Hiroshima, 22.05.24

Shinkansen, 11.15, Hakata to Hiroshima 12.17. It is 250 kilometres and the train took just one hour and cost about $300.00 including a seat reservation which is recommended on the Nozomi. That is quite an achievement of technology. The ride is smooth and very quiet. People whisper, no phones allowed and everybody is very polite. 

Our hotel was right next to the station, the Sheraton. Very convenient. No tram or taxi and hardly any walking. Into the lift from the almost from the platform and to reception. Nice room if standard Sheraton fit-out. We had a corner room, glass on two sides and views over central Hiroshima. Watch the trains go by.  



The Peace Dome


But no time for that. Our first port of call was, like everybody else's, the Hiroshima Peace Memorial Park. It was not that far and we could walk. Soon enough the Dome came into sight and the image of destruction and war the world over. A sobering sight, seeing this still standing part of the building which was near the centre of the atomic blast. Photographs around it illustrated the devastation of the city and the suffering of the inhabitants. A stark reminder of the power of an atomic bomb. It is a Peace Park rather than a War Memorial. More poignant in these days, more appropriate and very moving. Not an everyday tourist sight. 



The Peace Dome


It is now a world heritage site and a memorial to the 140000 people who died on that day the 6th of August 1945. Everybody died instantly inside the building which was an industrial exhibition hall. Because the blast occurred almost on top of the building its structure survived to a large part. The Hiroshima City Council decided in 1966 to preserve the building for all time as a reminder and a memorial. 

The Peace Park is quite large with a museum and several shrines, there is the Memorial Cenotaph, the Peace Flame, the Peace Bell and the Children's Peace Monument, which is dedicated to Sadako Sasaki, who folded paper cranes when sick with leukaemia hoping she would be granted her wish for life. But sadly she died in 1955 and now people make their own paper cranes and add them to a glass box. Lots of school children in uniform gathered around these shrines listening to the teachers presumably telling them about the disaster.  

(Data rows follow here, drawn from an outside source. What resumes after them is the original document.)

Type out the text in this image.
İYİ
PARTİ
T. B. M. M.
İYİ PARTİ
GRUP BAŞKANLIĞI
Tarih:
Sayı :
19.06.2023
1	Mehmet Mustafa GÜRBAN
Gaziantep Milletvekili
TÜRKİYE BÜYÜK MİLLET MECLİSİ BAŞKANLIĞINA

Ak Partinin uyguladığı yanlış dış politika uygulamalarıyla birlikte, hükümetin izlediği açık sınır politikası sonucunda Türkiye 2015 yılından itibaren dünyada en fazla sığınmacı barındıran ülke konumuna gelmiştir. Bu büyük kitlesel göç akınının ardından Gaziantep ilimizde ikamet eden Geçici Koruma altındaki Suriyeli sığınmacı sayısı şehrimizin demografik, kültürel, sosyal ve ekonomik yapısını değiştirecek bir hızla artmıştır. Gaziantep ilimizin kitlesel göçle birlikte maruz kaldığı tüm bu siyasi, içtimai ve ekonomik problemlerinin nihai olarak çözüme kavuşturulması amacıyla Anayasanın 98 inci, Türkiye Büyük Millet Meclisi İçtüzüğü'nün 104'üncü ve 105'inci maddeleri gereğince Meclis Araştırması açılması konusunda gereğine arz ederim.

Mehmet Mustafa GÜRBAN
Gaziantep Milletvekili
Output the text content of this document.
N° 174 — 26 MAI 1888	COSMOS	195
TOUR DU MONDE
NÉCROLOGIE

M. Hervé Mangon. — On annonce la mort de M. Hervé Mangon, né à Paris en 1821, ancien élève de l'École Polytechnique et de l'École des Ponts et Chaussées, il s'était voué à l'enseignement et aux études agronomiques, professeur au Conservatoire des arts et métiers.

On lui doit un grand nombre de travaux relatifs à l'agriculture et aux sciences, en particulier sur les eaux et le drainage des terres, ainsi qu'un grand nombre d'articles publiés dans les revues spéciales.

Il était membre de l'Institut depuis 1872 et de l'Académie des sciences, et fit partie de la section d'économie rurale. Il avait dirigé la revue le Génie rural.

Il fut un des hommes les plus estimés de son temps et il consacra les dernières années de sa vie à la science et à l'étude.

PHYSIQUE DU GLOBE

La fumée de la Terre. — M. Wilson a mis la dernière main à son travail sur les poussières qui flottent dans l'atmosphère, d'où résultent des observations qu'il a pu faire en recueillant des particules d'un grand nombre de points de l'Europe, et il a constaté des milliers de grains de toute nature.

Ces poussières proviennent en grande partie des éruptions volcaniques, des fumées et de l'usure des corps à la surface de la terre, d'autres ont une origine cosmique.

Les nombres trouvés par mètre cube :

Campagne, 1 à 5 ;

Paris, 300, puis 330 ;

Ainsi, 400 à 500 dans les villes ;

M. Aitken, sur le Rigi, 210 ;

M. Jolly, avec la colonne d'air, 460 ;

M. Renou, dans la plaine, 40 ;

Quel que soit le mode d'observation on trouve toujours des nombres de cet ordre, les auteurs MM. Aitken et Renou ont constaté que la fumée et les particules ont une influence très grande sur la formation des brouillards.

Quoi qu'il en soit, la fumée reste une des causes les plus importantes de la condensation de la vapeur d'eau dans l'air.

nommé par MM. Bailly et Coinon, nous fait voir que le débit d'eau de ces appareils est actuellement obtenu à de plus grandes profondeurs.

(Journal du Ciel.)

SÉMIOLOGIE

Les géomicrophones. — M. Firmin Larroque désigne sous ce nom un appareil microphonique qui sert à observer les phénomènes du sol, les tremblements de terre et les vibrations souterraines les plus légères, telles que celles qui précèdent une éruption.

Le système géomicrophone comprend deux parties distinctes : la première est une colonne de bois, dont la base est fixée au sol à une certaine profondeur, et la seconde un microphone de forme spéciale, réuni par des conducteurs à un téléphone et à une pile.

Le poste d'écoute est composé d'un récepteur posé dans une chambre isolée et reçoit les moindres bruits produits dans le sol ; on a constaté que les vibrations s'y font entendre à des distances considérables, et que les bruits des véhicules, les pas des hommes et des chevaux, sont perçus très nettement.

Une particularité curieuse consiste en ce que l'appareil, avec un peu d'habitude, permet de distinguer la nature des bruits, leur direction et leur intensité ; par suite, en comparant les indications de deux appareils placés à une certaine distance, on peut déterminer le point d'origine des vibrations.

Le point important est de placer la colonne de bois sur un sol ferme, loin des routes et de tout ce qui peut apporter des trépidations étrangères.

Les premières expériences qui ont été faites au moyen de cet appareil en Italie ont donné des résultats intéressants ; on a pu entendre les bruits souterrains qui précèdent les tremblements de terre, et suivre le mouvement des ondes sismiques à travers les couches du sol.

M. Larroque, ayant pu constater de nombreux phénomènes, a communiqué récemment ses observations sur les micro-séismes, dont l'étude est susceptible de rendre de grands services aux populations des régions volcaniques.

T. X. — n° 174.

At the bottom of the Children's Peace Monument is an inscription: 'This is our cry, this is our prayer: for building peace in the world'. Figures surround the monument representing angels, meaning that Sadako is in heaven with all the other children who died in the bombing. The paper crane is a symbol of peace.



Cenotaph


We headed for the cafe and a little lunch. The usual please: coffee and cake. Then it was back to the hotel via quiet backstreets. I had a glass of wine or two in the bar and then we had dinner in the hotel restaurant. 

A sobering day really. The astonishing thing is that the city could be rebuilt such a short time after the bombing and that today apart from the Dome nothing reminds of it. I would have thought that the radioactive fallout would have lasted longer and prevented reconstruction.